My own perspective of this subject, having ([I]many[/I] years ago) back-tested a very large number of moving average crossovers, on various time-frames, using a decade’s EUR/USD data and some software called Forextester-2, is that in general they can work well in trending markets, but not nearly well enough [I]overall[/I] to be profitable in themselves, i.e. without additional “bias input” from other criteria appropriate to determine whether, according to the parameters needed for whichever is being tested (yes, I know this is a slightly circular argument, and in a sense that’s part of my point), the market is actually “trending” at the time. I also think that in a “clearly trending market” it doesn’t tend to make too much difference exactly which settings are used.
Marcel Link has several points of interest to make on this subject in his well-known book [I]High-Probability Trading[/I], as does F.H. Goslin in his interesting and unusual book [I]Trading Day By Day[/I].
With MA Strategies you have to be creative and think outside the square. I occasionally use another Cross Over Technique where I have the slow EMA 1 and the Fast EMA 100/170/200 (set to move outside of EMA 1 fluctuations).
The fast EMA (1) acts as the price and the slow EMA (~200) as the cross over point on XAUEUR. It can be good for 500 pips per day.
How… My Bot executes a trade on the first (or second) candle to close on the new side of the slow EMA and continues the trade to a preset TP closes the trade then waits dormant until the opposite condition repeats. Effectively a semi auto strategy.

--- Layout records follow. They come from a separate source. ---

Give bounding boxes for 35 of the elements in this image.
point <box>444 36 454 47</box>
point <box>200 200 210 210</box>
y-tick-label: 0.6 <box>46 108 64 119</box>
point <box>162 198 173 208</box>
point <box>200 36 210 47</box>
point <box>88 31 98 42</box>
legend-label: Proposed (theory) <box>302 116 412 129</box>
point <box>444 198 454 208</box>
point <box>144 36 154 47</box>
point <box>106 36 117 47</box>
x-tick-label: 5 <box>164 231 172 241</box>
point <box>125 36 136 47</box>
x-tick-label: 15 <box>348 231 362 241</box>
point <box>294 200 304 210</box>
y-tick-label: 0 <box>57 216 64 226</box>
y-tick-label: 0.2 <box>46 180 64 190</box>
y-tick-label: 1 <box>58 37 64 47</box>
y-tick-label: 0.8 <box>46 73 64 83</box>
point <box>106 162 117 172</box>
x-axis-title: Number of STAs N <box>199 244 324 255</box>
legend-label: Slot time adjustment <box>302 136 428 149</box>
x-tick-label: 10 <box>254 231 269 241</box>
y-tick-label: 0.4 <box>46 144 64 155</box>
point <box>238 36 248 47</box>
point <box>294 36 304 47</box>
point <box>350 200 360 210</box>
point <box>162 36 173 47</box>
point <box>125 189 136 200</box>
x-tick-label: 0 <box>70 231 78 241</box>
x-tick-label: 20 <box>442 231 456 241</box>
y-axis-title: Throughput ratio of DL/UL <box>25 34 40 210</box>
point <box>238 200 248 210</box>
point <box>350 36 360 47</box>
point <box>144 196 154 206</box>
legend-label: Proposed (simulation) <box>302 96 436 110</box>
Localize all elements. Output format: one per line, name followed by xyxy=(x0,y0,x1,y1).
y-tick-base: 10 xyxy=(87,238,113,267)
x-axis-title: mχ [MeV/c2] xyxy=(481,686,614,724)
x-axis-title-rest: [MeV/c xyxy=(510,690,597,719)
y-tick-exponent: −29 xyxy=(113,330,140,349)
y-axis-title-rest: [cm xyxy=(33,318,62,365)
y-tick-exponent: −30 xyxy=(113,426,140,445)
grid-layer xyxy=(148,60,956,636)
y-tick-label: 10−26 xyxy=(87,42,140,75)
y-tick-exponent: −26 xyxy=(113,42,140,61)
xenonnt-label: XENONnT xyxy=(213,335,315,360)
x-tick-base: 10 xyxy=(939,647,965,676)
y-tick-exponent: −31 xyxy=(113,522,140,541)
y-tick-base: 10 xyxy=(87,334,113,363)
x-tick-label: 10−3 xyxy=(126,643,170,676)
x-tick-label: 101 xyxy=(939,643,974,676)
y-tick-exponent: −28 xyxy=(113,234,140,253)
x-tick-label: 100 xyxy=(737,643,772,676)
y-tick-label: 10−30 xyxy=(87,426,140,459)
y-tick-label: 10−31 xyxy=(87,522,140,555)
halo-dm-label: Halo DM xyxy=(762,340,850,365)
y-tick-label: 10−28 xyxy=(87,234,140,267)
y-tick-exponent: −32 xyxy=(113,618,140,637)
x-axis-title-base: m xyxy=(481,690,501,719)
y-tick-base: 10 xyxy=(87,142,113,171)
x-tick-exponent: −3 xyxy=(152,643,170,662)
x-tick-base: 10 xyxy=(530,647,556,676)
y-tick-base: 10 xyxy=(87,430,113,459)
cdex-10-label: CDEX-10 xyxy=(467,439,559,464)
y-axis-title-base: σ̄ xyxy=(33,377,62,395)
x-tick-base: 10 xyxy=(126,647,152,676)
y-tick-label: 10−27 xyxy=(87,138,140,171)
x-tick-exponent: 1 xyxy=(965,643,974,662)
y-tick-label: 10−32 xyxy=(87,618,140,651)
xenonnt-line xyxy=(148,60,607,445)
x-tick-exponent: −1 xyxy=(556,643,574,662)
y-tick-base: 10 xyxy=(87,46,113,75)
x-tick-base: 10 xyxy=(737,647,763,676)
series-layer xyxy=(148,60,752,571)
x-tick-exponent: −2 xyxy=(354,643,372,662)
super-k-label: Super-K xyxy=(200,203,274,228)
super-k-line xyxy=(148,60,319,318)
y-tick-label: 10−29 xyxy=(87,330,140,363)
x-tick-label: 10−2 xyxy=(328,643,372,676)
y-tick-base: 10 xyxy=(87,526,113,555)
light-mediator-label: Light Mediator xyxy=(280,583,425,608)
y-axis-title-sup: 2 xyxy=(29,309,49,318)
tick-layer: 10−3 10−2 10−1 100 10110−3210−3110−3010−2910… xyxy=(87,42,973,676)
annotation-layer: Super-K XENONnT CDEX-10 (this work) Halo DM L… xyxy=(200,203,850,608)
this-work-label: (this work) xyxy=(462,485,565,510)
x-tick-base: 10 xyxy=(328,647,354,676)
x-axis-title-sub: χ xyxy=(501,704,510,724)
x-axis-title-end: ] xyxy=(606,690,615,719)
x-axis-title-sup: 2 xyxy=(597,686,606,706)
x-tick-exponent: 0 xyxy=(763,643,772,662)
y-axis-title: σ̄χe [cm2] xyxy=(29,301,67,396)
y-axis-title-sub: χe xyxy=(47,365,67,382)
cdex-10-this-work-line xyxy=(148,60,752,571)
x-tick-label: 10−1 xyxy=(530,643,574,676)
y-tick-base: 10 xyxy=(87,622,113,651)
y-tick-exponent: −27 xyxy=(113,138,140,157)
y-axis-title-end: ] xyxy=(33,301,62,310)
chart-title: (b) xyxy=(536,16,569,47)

Gold isn’t as “spikey” as currency crosses so on the 1h TF TP is set at ~50 - 70 pips and on the 5m TF ~20 - 50 pips.
Sharper than a normal MA Cross and Play-School simple… just how I like my trading.
I don’t understand why you back-test 10 years… the market cycle changes every month, so I only test over the last 50 days or so emulating “currentish” market conditions. Although I hardly traded this week with the mess due to USD Interest adjustment.
PS. Hey Xavier… I hope you are paying attention… a complete strategy… once again the pleasure is all yours…
True … nothing unusual for me, after all these years, though, with my various problems, etc. I’m generally better than this time last year, though, and much better than a couple of years ago.
(I’ve done only a small handful of trades, this week, but that’s not always a bad thing, in itself. Will start work again on Monday/Tuesday.)
Yes, interesting … and makes sense.
Yes; so I’ve been told, recently … I’ve never actually looked at gold at all … :8:
Neither, with hindsight, do I, really! (I was 17/18 and had bought ForexTester and wanted to play with it, mostly, probably. I’ve also backtested a large number of “systems” from this forum’s “free forex systems” folder :8: ).
I’ve also been very interested, over the last year or so, in seeing how Manxx incorporates moving averages into his trading style, and I have an ex-institutional professional trader friend who now uses MACD’s, apparently very successfully, in her own trading.
Yes, I see … I’ve sometimes looked at “typical price” as an MA setting, which is just (H+L+C)/3, without the open … which I somehow always preferred to just “close”.